What Does Per Stirpes Mean?
This term, derived from the civil law, is much used in the law of descents and distribution, and denotes that method of dividing an intestate estate where a class or group of distributees take the share which their stock (a deceased ancestor) would have been entitled to, taking thus by their right of representing such ancestor, and not as so many individuals; while other heirs, who stand in equal degree with such ancestor to the decedent, take each a share equal to his.
Black’s Law Dictionary.
Traditional per stirpes means that the children of a deceased parent divide up their parent’s share.
In the above example, the living child would take one-third of the estate, while the two children of the first deceased child would each take on-half of their parent’s share, which would be one-sixth each. The three children of the deceased child would each take one-third of their parent’s share, which would be one-ninth each.
In the following example, all three children are predeceased.

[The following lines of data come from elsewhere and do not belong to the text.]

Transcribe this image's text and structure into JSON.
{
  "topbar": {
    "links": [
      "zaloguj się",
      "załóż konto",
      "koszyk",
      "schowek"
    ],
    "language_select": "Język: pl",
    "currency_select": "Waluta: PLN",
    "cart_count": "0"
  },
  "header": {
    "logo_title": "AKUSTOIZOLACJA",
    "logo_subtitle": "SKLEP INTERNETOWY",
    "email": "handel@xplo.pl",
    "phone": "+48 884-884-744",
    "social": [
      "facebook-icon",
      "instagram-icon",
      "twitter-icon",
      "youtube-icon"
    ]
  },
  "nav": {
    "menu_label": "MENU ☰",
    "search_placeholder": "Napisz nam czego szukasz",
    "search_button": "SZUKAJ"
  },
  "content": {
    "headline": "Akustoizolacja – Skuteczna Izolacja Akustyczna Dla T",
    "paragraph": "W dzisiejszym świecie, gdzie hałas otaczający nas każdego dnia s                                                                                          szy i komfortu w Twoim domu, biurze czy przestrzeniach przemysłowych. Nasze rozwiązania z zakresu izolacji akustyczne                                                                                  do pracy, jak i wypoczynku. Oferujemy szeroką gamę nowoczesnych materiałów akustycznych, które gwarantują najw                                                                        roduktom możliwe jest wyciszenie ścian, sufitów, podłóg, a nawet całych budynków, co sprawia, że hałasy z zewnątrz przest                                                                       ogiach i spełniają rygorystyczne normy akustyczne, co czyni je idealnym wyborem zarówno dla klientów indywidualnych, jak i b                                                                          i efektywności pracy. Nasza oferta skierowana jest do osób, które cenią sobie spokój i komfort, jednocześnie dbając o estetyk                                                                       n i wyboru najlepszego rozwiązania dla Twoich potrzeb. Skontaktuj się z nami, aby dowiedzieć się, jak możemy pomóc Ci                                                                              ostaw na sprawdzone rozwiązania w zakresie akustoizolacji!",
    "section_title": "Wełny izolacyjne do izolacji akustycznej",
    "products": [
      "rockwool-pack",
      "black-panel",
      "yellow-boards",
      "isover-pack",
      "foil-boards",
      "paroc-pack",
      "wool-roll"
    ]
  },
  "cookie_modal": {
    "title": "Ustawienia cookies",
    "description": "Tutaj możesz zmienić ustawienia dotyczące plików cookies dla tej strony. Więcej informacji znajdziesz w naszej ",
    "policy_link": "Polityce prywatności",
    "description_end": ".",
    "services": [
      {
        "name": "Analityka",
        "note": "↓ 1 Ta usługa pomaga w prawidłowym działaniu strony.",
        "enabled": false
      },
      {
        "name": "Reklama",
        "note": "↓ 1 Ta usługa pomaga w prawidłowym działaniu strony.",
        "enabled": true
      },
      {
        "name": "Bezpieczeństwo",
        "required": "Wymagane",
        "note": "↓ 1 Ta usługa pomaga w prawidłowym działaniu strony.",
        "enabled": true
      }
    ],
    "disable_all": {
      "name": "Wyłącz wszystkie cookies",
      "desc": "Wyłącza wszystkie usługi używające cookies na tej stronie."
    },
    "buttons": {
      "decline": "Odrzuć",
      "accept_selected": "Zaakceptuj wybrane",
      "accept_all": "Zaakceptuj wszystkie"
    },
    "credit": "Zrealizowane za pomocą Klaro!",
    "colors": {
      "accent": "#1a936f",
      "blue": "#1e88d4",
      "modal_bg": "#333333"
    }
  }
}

Traditional per stirpes would give each grandchild their share of their parent’s share. The children of the first deceased parent would each get one-sixth, the sole child of the second deceased parent would receive one-third, and the children of the third deceased parent would each get one-ninth.
Some states have adopted a modern, or modified version of per stirpes by statute, so that when all beneficiaries are of the same generation, they each get the same share. So in the example above, each grandchild would receive a one-sixth share. Another version of per stirpes would give equal shares to each beneficiary of the same generation, whether or not there are other beneficiaries at different generations. In the first diagram, this would mean that the living child receives one-third of the estate, and the five grandchildren would each receive one-fifth of the two-thirds available for the grandchildren, or 2/15’s for each of the five grandchildren.
Better drafting can ensure that the testator’s intent is fulfilled. If the testator wants traditional per stirpes, the phrase “to my children in equal shares with right of representation” will have no ambiguity as to the testator’s intent.
In the Archer case, the settlor had three children and eight grandchildren. Four of the grandchildren were through the settlor’s son, and the settlor’s two daughters each had two children. Traditional per stirpes would create three shares, one share for each parent’s children. The son’s children would each receive one-twelfth of the trust, and the four grandchildren through the daughters would each receive one-sixth of the trust.
The language in Archer stated that the trust was to be divided as follows:
.. [T]he Trustee shall, upon the termination of the Trust, distribute the Trust Estate in equal shares per stirpes to the then living grandchildren of William Lewis Moody, III, and the surviving issue of his deceased grandchildren.
The lower court held that this meant equality among all of the grandchildren, meaning each received the same share.
The appellate court reached the opposite conclusion, applying a strict, traditional definition of per stirpes, as follows:
“Per stirpes” is defined as “[p]roportionately divided between beneficiaries according to their deceased ancestor’s share.” Per stirpes, Black’s Law Dictionary (10th ed. 2014). The grandchildren are descendants of W.L. Moody, III’s three children: Edna Moody, Virginia Moody, and Bill Moody. By instructing that the trust estate be disbursed to W.L. Moody, III’s grandchildren “in equal shares per stirpes,” Article III contemplates a distribution to the grandchildren dependent on their deceased ancestor’s share. See id. The deceased ancestors here are Edna Moody, Virginia Moody, and Bill Moody. See also In re Estate of Williams, No. 08-98-00144-CV, 2000 WL 1053857, at *3 n.2 (Tex. App. — El Paso Aug. 1, 2000, no pet.) (not designated for publication) (citing Black’s Law Dictionary definition of “per stirpes,” court stated that “[t]he use of the term `per stirpes’ demonstrates the intent that the descendants… would take by representation”); Parrish v. Mills, 102 S.W. 184, 188 (Tex. Civ. App. — Austin 1907), aff’d, 101 Tex. 276, 106 S.W. 882 (Tex. 1908) (defined “per stirpes” as meaning “to take by stock or through a common source, and, when applied to estates, signifies that the particular descendants shall take among themselves the share of their deceased parent”).
The obvious problem with the drafting is that the phrase “in equal shares per stirpes to the then living grandchildren” could mean equal shares to the grandchildren, or classic per stirpes, but not both. The phrase “equal shares” should never be added to the phrase “per stirpes,” because each phrase could be construed as directing the opposite of the other phrase.